Die Deutschen glauben, dass Ahmadinedschad aus Überzeugung gegen Israel und die USA ist. Das glaube ich nicht. Es hat strategische Gründe. So schließt er nach innen die Reihen und sichert sich die Unterstützung Russlands, die er braucht, um sich gegen seine Gegner um den Ex-Präsidenten Rafsandschani zu behaupten. Wären die innenpolitischen Vorzeichen anders, sähe auch Ahmadinedschads Außenpolitik anders aus. Er hat außer Machterhalt keine Prinzipien.

Und Sie?

Ich lehne ein islamistisches Regime genauso ab wie ein säkulares, das von den USA eingesetzt wird.

Kommen wir auf Sie zurück. Sie sind mittlerweile deutsche Staatsbürgerin?

Ja. 2001 wurde ich als Asylbewerberin anerkannt und bekam eine Stelle in einem Bremer Krankenhaus. 2006 habe ich mich einbürgern lassen.

Wie leben Sie heute?

Ich habe vor zwei Jahren ein günstiges Haus angeboten bekommen. Es war 39 Jahre alt, die Bausubstanz aber noch wunderbar. Ich habe zwei Hypotheken aufgenommen, es gekauft und darin eine eigene Praxis aufgemacht.

Erfolgreich?

Schon. Die Patientinnen kommen aus allen möglichen Bremer Stadtteilen zu mir, nicht nur wegen meiner Sprachkenntnisse. In Deutschland wird normalerweise viel mit Geräten gemacht. Dort, wo ich gearbeitet habe, ging das nicht, da war der nächste OP und der nächste Chefarzt 100 Kilometer weit weg. Da sammelt man viele Erfahrungen, die auch hier nützlich sind. Sogar Ärztinnen aus meinem alten Krankenhaus rufen mich an.

Trotzdem studieren Sie noch einmal?

Ja, ich promoviere per Fernstudium an der Universität von Glasgow, um einen in Deutschland anerkannten Doktortitel zu bekommen.

Wann sind Sie denn damit fertig?

Das kommt darauf an, wie fleißig ich bin. Vorher muss ich noch die C 1-Englischprüfung machen.

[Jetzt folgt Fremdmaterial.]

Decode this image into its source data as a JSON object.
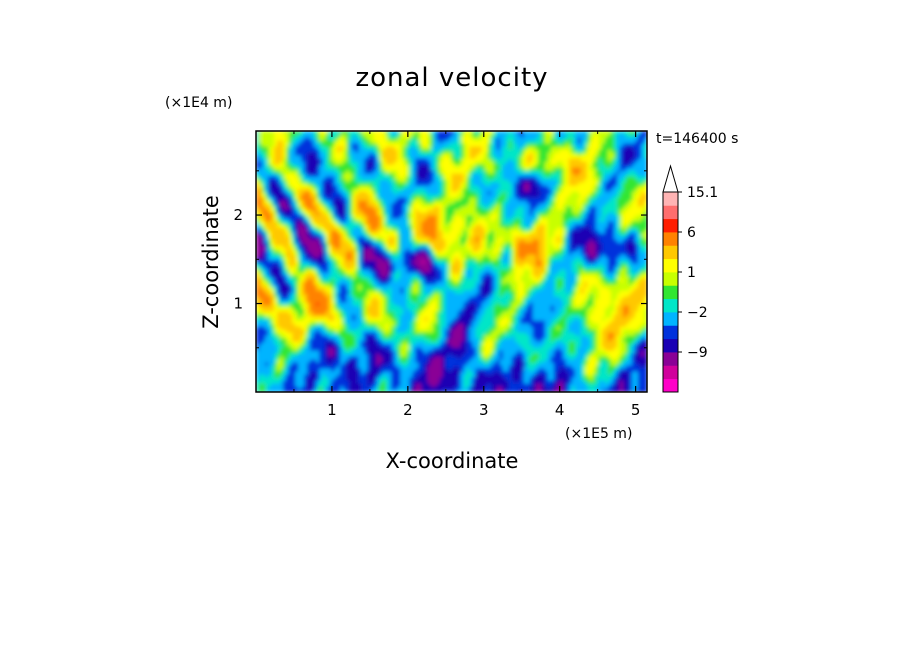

Sie konnten aber schon Englisch?

Mein Studium in Shiraz war überwiegend auf Englisch.

Englische Seminare? Das haben die Mullahs zugelassen?

Ein Relikt aus der Schah-Zeit. Das Khomeini-Regime hat natürlich versucht, dies zu unterbinden, aber die Universität von Shiraz ist ein mächtiges Forschungszentrum, so dass die Mullahs sie schließlich haben gewähren lassen.

Alles klingt, als ob Ihre Integration bestens geglückt sei. Wollen Sie bleiben?

Nein. Ich will da wieder hin und politisch arbeiten, das ist mein Wunsch. Sobald es die Möglichkeit gibt, werde ich das sofort tun. Obwohl ich hier sicher bin und eine gute Arbeit habe, würde ich alles stehen und liegen lassen, wenn die Verhältnisse mir eine Rückkehr erlauben.